2. I architecturally describe every change I want made. I don't leave it up to the LLM to guess. My prompts might be overkill, but they result in 70-80ish% correctness in one shot. (I haven't measured this, and I'm actually curious.) I'll paste in file paths, method names, struct definitions and ask Claude for concrete changes. I'll expand "plumb foo field through the query and API layers" into as much detail as necessary. My prompts can be several paragraphs in length.

3. I don't attempt an entire change set or PR with a single prompt.

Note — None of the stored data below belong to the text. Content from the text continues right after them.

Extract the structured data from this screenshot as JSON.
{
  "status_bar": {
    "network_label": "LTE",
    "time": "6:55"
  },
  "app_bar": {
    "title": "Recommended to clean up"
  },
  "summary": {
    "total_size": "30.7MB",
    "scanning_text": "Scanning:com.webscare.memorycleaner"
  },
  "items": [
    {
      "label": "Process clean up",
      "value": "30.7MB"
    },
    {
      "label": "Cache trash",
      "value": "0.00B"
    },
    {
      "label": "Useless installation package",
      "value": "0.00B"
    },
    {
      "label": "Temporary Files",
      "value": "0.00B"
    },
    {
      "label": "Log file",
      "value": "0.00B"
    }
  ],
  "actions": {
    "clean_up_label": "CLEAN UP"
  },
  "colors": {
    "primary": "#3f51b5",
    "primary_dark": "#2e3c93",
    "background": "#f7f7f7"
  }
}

I work iteratively as I would naturally work, just at a higher level and with greater and broader scope. You get a sense of what granularity and scope Claude can be effective at after a while.

You can't one shot stuff. You have to work iteratively. A single PR might be multiple round trips of incremental change. It's like being a "film director" or "pair programmer" writing code. I have exacting specifications and directions.

The power is in how fast these changes can be made and how closely they map to your expectations. And also in how little it drains your energy and focus.

This also gives me a chance to code review at every change, which means by the time I review the final PR, I've read the change set multiple times.


Replies

Chu4eenoyesterday at 6:44 PM

I hope you're not 100% serious.

Otherwise you should switch to haskal since it makes logic errors and bugs mathematically impossible.